The following conditions may trigger both hair loss and dandruff:
- Fungal infections: Tinea capitis, or ringworm, can cause intense itching on the scalp. Some people also notice dry flakes or blisters, and the hair may fall out in clumps. Some other fungal infections can also cause dandruff symptoms and lead to hair loss. Antifungal treatments can help treat these conditions.
- Scalp psoriasis: Psoriasis is a type of autoimmune condition that can affect the scalp, causing itchy, scaly patches to develop. Although it is not dandruff, it causes dandruff-like symptoms. A person may notice bald spots where the scaly patches develop.
- Folliculitis decalvans: This rare inflammatory condition destroys hair follicles. It also causes itchy red patches to develop on the scalp. A person may think that they have dandruff because of the itching that this condition causes.
- Lichen planopilaris: More common in women, lichen planopilaris causes a dry, flaky rash to develop on the scalp. It can also cause the hair to fall out in clumps. Dandruff treatments will not treat this condition, but the symptoms are similar to those of dandruff.
- Seborrheic dermatitis: Seborrheic dermatitis can affect any part of the body. It commonly affects the scalp, where it may cause a red or grayish scaly rash that itches, as well as greasy patches. Left untreated, it may damage the hair follicles. Aggressively scratching the area may intensify the damage.
Any condition that causes scratching or burning of the scalp can cause hair loss if a person scratches his scalp or twists his hair. Especially children can respond to scalp pain by pulling the hair.

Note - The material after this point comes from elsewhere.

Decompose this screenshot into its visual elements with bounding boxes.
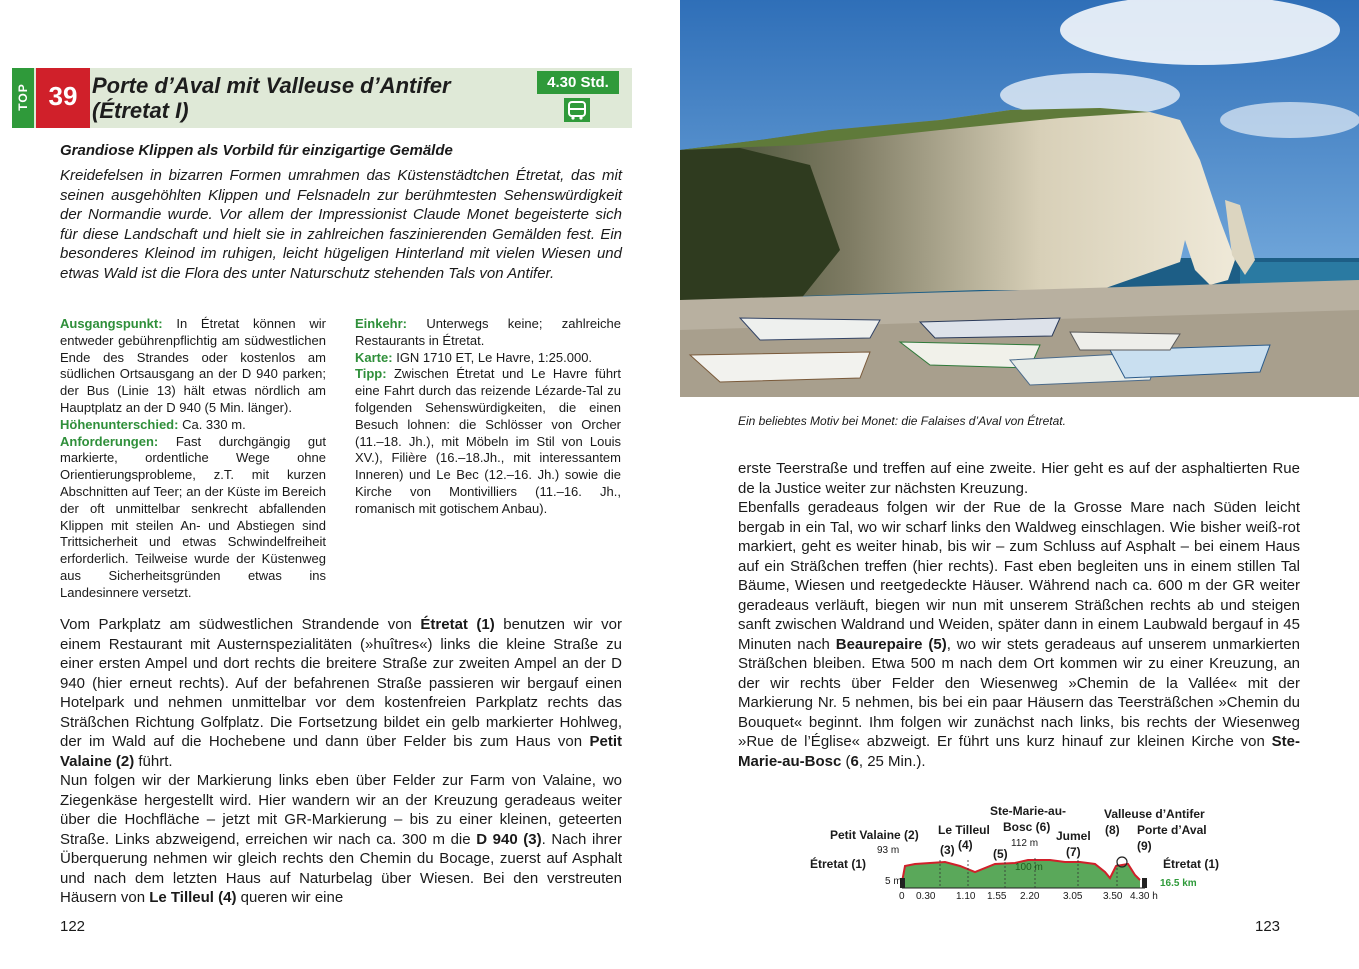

There is no assurance that the two are related in persons with both dandruff and hair loss. Some people may have dandruff, perhaps because of dry skin, and a condition that causes hair loss, like:
- male pattern baldness, a hormonal type of hair loss that both men and women can develop
- telogen effluvium, a type of hair loss caused by infection, injury, or stress
- alopecia areata, an autoimmune condition
- inflammation or scarring of the scalp
- scalp infections
People with a dandruff history can experience occasional dandruff flares, even after successful treatment of it.
Several techniques which can avoid hair loss due to dandruff are as follows:
- See a dermatologist or other healthcare provider for dandruff that does not respond to dandruff shampoo or other treatments.
- If the hair comes out in clumps, see a doctor, as this may signal another scalp or hair issue.
- Shampoo the hair regularly. Infrequent washing may increase the risk of dandruff. The American Academy of Dermatology recommend that Caucasian and Asian people wash their hair daily, and that African American people wash their hair weekly.
- Carefully follow the instructions on the bottle of dandruff shampoo. Some shampoos may need to remain on the scalp for several minutes to be effective.
- Avoid aggressively brushing or twisting the hair and massaging or scratching the scalp. If the itching is unbearable, ask a healthcare provider about medication to help with itching.
- Avoid very tight hairstyles. These may damage the scalp and hair follicles, slowing hair growth. Tight hairstyles may also break the hair.
- Do not delay dandruff treatment. Use a dandruff shampoo at the first sign of dandruff and seek medical advice if symptoms do not improve within a week or two.
Some people might find their dandruff shampoo leaving the hair dry or dull. Dry, damaged hair breaks and may fall out more easily. After treatment with dandruff use a high quality conditioner.
Try alternating dandruff shampoos with another shampoo if the damage continues.
Dandruff is very common, and most people may manage the symptoms with care at home.
Dandruff sufferers are unlikely to lose their hair. Untreated dandruff, however, can be a hair loss culprit. Even if dandruff isn’t the primary cause, it can damage the scalp and hasten hair loss due to other causes.
Various conditions can mimic dandruff symptoms. See a dermatologist if dandruff doesn’t get better with home treatment, if scratching is unbearable, or if the hair keeps falling out.